The ancient tea plant, as a precious natural resource and source of tea plant genetic diversity, is of great value for studying the evolutionary mechanism, diversification, and domestication of plants. The overall genetic diversity among ancient tea plants and the genetic changes that occurred during natural selection remain poorly understood. Here, we report the genome resequencing of eight different groups consisting of 120 ancient tea plants: six groups from Guizhou Province and two groups from Yunnan Province. Based on the 8,082,370 identified high-quality SNPs, we constructed phylogenetic relationships, assessed population structure, and performed genome-wide association studies (GWAS). Our phylogenetic analysis showed that the 120 ancient tea plants were mainly clustered into three groups and five single branches, which is consistent with the results of principal component analysis (PCA). Ancient tea plants were further divided into seven subpopulations based on genetic structure analysis.
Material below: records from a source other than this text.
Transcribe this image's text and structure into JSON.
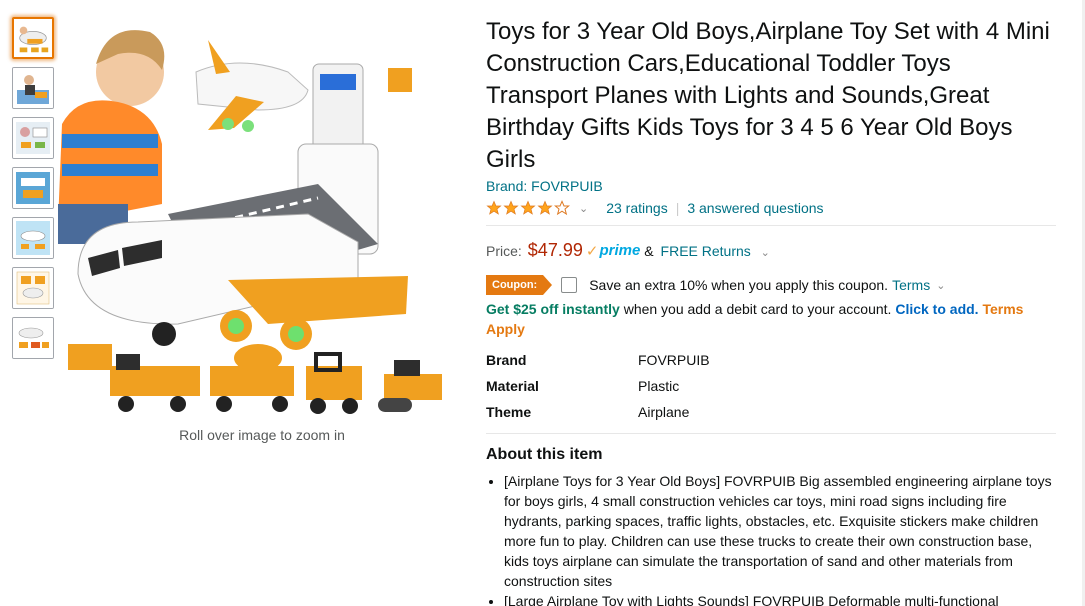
{
  "thumbnails": [
    {
      "name": "thumb-1",
      "selected": true
    },
    {
      "name": "thumb-2",
      "selected": false
    },
    {
      "name": "thumb-3",
      "selected": false
    },
    {
      "name": "thumb-4",
      "selected": false
    },
    {
      "name": "thumb-5",
      "selected": false
    },
    {
      "name": "thumb-6",
      "selected": false
    },
    {
      "name": "thumb-7",
      "selected": false
    }
  ],
  "image": {
    "zoom_hint": "Roll over image to zoom in"
  },
  "product": {
    "title": "Toys for 3 Year Old Boys,Airplane Toy Set with 4 Mini Construction Cars,Educational Toddler Toys Transport Planes with Lights and Sounds,Great Birthday Gifts Kids Toys for 3 4 5 6 Year Old Boys Girls",
    "brand_link": "Brand: FOVRPUIB",
    "rating": 4.0,
    "ratings_text": "23 ratings",
    "questions_text": "3 answered questions"
  },
  "price": {
    "label": "Price:",
    "value": "$47.99",
    "prime_label": "prime",
    "returns_prefix": "&",
    "returns_link": "FREE Returns"
  },
  "coupon": {
    "badge": "Coupon:",
    "text": "Save an extra 10% when you apply this coupon.",
    "terms": "Terms"
  },
  "offer": {
    "bold": "Get $25 off instantly",
    "text": "when you add a debit card to your account.",
    "click": "Click to add.",
    "terms_apply": "Terms Apply"
  },
  "specs": [
    {
      "key": "Brand",
      "value": "FOVRPUIB"
    },
    {
      "key": "Material",
      "value": "Plastic"
    },
    {
      "key": "Theme",
      "value": "Airplane"
    }
  ],
  "about": {
    "title": "About this item",
    "bullets": [
      "[Airplane Toys for 3 Year Old Boys] FOVRPUIB Big assembled engineering airplane toys for boys girls, 4 small construction vehicles car toys, mini road signs including fire hydrants, parking spaces, traffic lights, obstacles, etc. Exquisite stickers make children more fun to play. Children can use these trucks to create their own construction base, kids toys airplane can simulate the transportation of sand and other materials from construction sites",
      "[Large Airplane Toy with Lights Sounds] FOVRPUIB Deformable multi-functional"
    ]
  },
  "colors": {
    "link": "#007185",
    "price": "#b12704",
    "star": "#ffa41c",
    "coupon": "#e47911",
    "selected_thumb": "#e77600"
  }
}
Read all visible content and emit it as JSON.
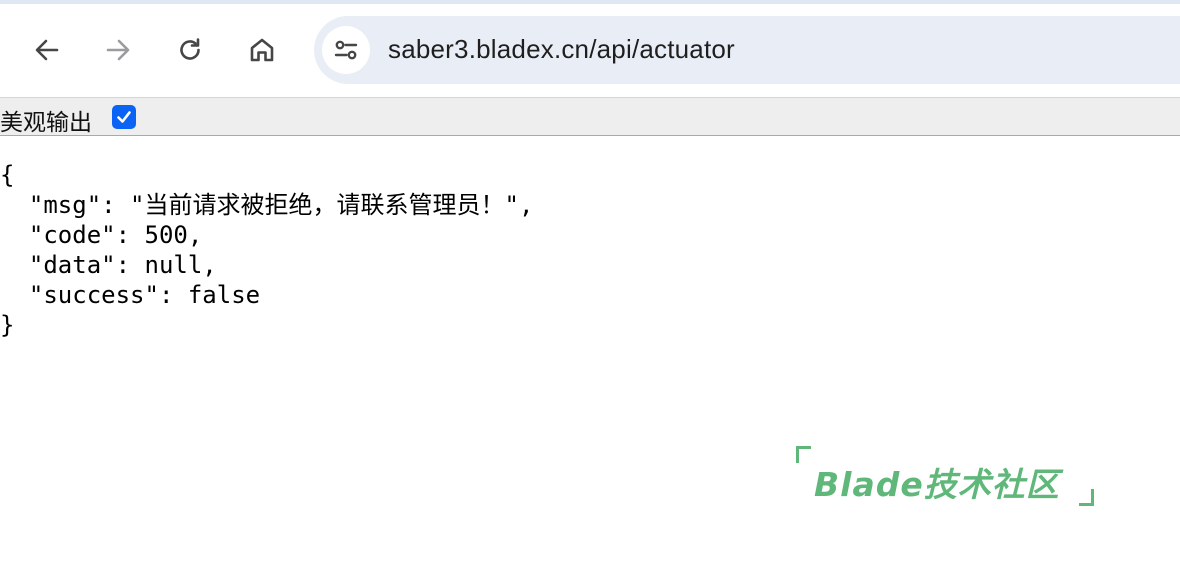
{
  "browser": {
    "url": "saber3.bladex.cn/api/actuator",
    "icons": {
      "back": "arrow-left-icon",
      "forward": "arrow-right-icon",
      "reload": "reload-icon",
      "home": "home-icon",
      "site_info": "tune-icon"
    },
    "forward_disabled": true
  },
  "pretty_print": {
    "label": "美观输出",
    "checked": true,
    "accent_color": "#0b63f6"
  },
  "json_lines": [
    "{",
    "  \"msg\": \"当前请求被拒绝，请联系管理员！\",",
    "  \"code\": 500,",
    "  \"data\": null,",
    "  \"success\": false",
    "}"
  ],
  "watermark": {
    "text": "Blade技术社区",
    "color": "#5fb87a"
  }
}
Moreover, it was found that the variation in ancient tea plants was not reduced by pressure from the external natural environment or artificial breeding (nonsynonymous/synonymous = 1.05). By integrating GWAS, selection signals, and gene function prediction, four candidate genes were significantly associated with three leaf traits, and two candidate genes were significantly associated with plant type. These candidate genes can be used for further functional characterization and genetic improvement of tea plants.